"As last year's budget was developed in the early days of the pandemic, this year's was crafted as our city is undergoing the long work of recovery from the public health and economic crisis. Federal aid has been critical to sustaining our city's finances, and the long-term state of those finances depends on foresight, and on what we prioritize.
"Throughout this and past budgets, and on public safety in particular, there was an opportunity to invest in new systems and structures, rather than prop up old ones. Adding funding to the NYPD instead of other, more suited agencies, one year after we appeared on the precipice of transformational change, is an inexplicable example. Additional funding should be going to programs in non-police agencies, such as DYCD or DOHMH. With a $6 billion budget and a headcount of 35,000, the NYPD should be focusing on reallocating and optimizing current resources where they are most helpful, not monopolizing funding which could go to non-police alternatives. And while critics blame the current increase in some crimes on activists' call to defund the police, it is unfortunately necessary to remind them that New York City did not in reality ever defund the police, and that crimes were not caused by a hashtag.

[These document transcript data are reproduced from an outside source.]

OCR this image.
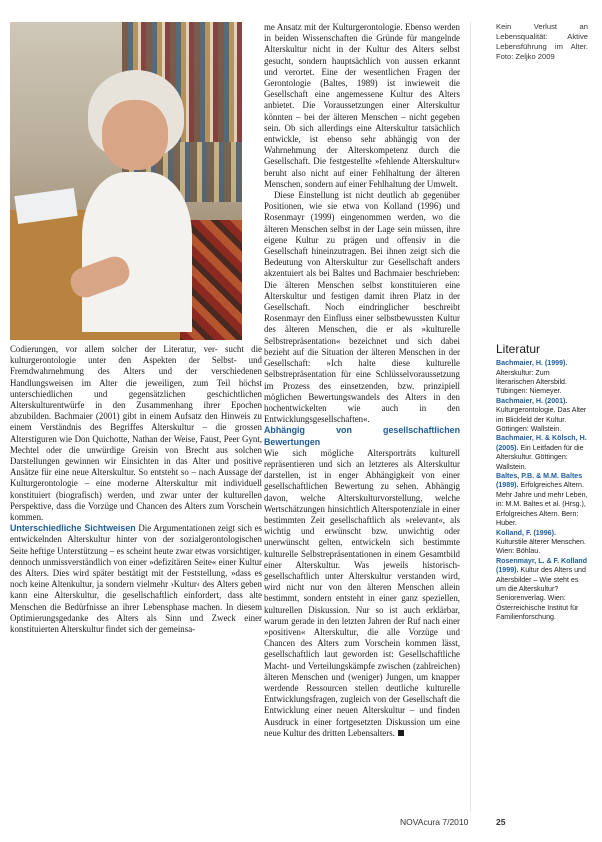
Codierungen, vor allem solcher der Literatur, ver- sucht die kulturgerontologie unter den Aspekten der Selbst- und Fremdwahrnehmung des Alters und der verschiedenen Handlungsweisen im Alter die jeweiligen, zum Teil höchst unterschiedlichen und gegensätzlichen geschichtlichen Alterskulturentwürfe in den Zusammenhang ihrer Epochen abzubilden. Bachmaier (2001) gibt in einem Aufsatz den Hinweis zu einem Verständnis des Begriffes Alterskultur – die grossen Alterstiguren wie Don Quichotte, Nathan der Weise, Faust, Peer Gynt, Mechtel oder die unwürdige Greisin von Brecht aus solchen Darstellungen gewinnen wir Einsichten in das Alter und positive Ansätze für eine neue Alterskultur. So entsteht so – nach Aussage der Kulturgerontologie – eine moderne Alterskultur mit individuell konstituiert (biografisch) werden, und zwar unter der kulturellen Perspektive, dass die Vorzüge und Chancen des Alters zum Vorschein kommen.

Unterschiedliche Sichtweisen Die Argumentationen zeigt sich es entwickelnden Alterskultur hinter von der sozialgerontologischen Seite heftige Unterstützung – es scheint heute zwar etwas vorsichtiger, dennoch unmissverständlich von einer »defizitären Seite« einer Kultur des Alters. Dies wird später bestätigt mit der Feststellung, »dass es noch keine Altenkultur, ja sondern vielmehr ›Kultur‹ des Alters geben kann eine Alterskultur, die gesellschaftlich einfordert, dass alte Menschen die Bedürfnisse an ihrer Lebensphase machen. In diesem Optimierungsgedanke des Alters als Sinn und Zweck einer konstituierten Alterskultur findet sich der gemeinsa-

me Ansatz mit der Kulturgerontologie. Ebenso werden in beiden Wissenschaften die Gründe für mangelnde Alterskultur nicht in der Kultur des Alters selbst gesucht, sondern hauptsächlich von aussen erkannt und verortet. Eine der wesentlichen Fragen der Gerontologie (Baltes, 1989) ist inwieweit die Gesellschaft eine angemessene Kultur des Alters anbietet. Die Voraussetzungen einer Alterskultur könnten – bei der älteren Menschen – nicht gegeben sein. Ob sich allerdings eine Alterskultur tatsächlich entwickle, ist ebenso sehr abhängig von der Wahrnehmung der Alterskompetenz durch die Gesellschaft. Die festgestellte »fehlende Alterskultur« beruht also nicht auf einer Fehlhaltung der älteren Menschen, sondern auf einer Fehlhaltung der Umwelt.

Diese Einstellung ist nicht deutlich ab gegenüber Positionen, wie sie etwa von Kolland (1996) und Rosenmayr (1999) eingenommen werden, wo die älteren Menschen selbst in der Lage sein müssen, ihre eigene Kultur zu prägen und offensiv in die Gesellschaft hineinzutragen. Bei ihnen zeigt sich die Bedeutung von Alterskultur zur Gesellschaft anders akzentuiert als bei Baltes und Bachmaier beschrieben: Die älteren Menschen selbst konstituieren eine Alterskultur und festigen damit ihren Platz in der Gesellschaft. Noch eindringlicher beschreibt Rosenmayr den Einfluss einer selbstbewussten Kultur des älteren Menschen, die er als »kulturelle Selbstrepräsentation« bezeichnet und sich dabei bezieht auf die Situation der älteren Menschen in der Gesellschaft: »Ich halte diese kulturelle Selbstrepräsentation für eine Schlüsselvoraussetzung im Prozess des einsetzenden, bzw. prinzipiell möglichen Bewertungswandels des Alters in den hochentwickelten wie auch in den Entwicklungsgesellschaften«.

Abhängig von gesellschaftlichen Bewertungen
Wie sich mögliche Altersporträts kulturell repräsentieren und sich an letzteres als Alterskultur darstellen, ist in enger Abhängigkeit von einer gesellschaftlichen Bewertung zu sehen. Abhängig davon, welche Alterskulturvorstellung, welche Wertschätzungen hinsichtlich Alterspotenziale in einer bestimmten Zeit gesellschaftlich als »relevant«, als wichtig und erwünscht bzw. unwichtig oder unerwünscht gelten, entwickeln sich bestimmte kulturelle Selbstrepräsentationen in einem Gesamtbild einer Alterskultur. Was jeweils historisch-gesellschaftlich unter Alterskultur verstanden wird, wird nicht nur von den älteren Menschen allein bestimmt, sondern entsteht in einer ganz speziellen, kulturellen Diskussion. Nur so ist auch erklärbar, warum gerade in den letzten Jahren der Ruf nach einer »positiven« Alterskultur, die alle Vorzüge und Chancen des Alters zum Vorschein kommen lässt, gesellschaftlich laut geworden ist: Gesellschaftliche Macht- und Verteilungskämpfe zwischen (zahlreichen) älteren Menschen und (weniger) Jungen, um knapper werdende Ressourcen stellen deutliche kulturelle Entwicklungsfragen, zugleich von der Gesellschaft die Entwicklung einer neuen Alterskultur – und finden Ausdruck in einer fortgesetzten Diskussion um eine neue Kultur des dritten Lebensalters.

Kein Verlust an Lebensqualität: Aktive Lebensführung im Alter. Foto: Zeljko 2009
Literatur

Bachmaier, H. (1999). Alterskultur: Zum literarischen Altersbild. Tübingen: Niemeyer.

Bachmaier, H. (2001). Kulturgerontologie. Das Alter im Blickfeld der Kultur. Göttingen: Wallstein.

Bachmaier, H. & Kölsch, H. (2005). Ein Leitfaden für die Alterskultur. Göttingen: Wallstein.

Baltes, P.B. & M.M. Baltes (1989). Erfolgreiches Altern. Mehr Jahre und mehr Leben, in: M.M. Baltes et al. (Hrsg.), Erfolgreiches Altern. Bern: Huber.

Kolland, F. (1996). Kulturstile älterer Menschen. Wien: Böhlau.

Rosenmayr, L. & F. Kolland (1999). Kultur des Alters und Altersbilder – Wie steht es um die Alterskultur? Seniorenverlag. Wien: Österreichische Institut für Familienforschung.

NOVAcura 7/2010	25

"To be clear, there are many positives in this budget. But we should be doubling down on those positives, rather than retreating to what is easiest when the external pressure of a protest or a primary is over.
Improving healthcare, investing in affordable housing, providing jobs and encouraging economic growth in underserved communities, as well as investing in evidenced based models to address gun violence and mental health crisis, will all help to secure and advance public safety. These investments have a long tail effect, and we can't shy away from them just because their results aren't always immediate, and won't make the papers tomorrow - just as critics of reform don't shy away when their strategy of adding police isn't immediately effective. We cannot repeat and perpetuate the mistakes and patterns of the last decades.
"At a time when we should be re-defining public safety, too much time and money has gone into the systems as previously defined. And while there have been notable changes and programs funded, the biggest disappointment is that this administration's final budget continues eight years of failing to figuratively and literally buy into true structural changes to redefine public safety - a stain which many hoped the last budget would help diminish. When so many millions are allotted in overtime for the NYPD, but none for agencies like the Dept. of Health and Mental Hygiene, that stain persists.
"Recovery from this pandemic will be long, and our investments should match. A budget for the future cannot and should not reflect the mindsets of the past."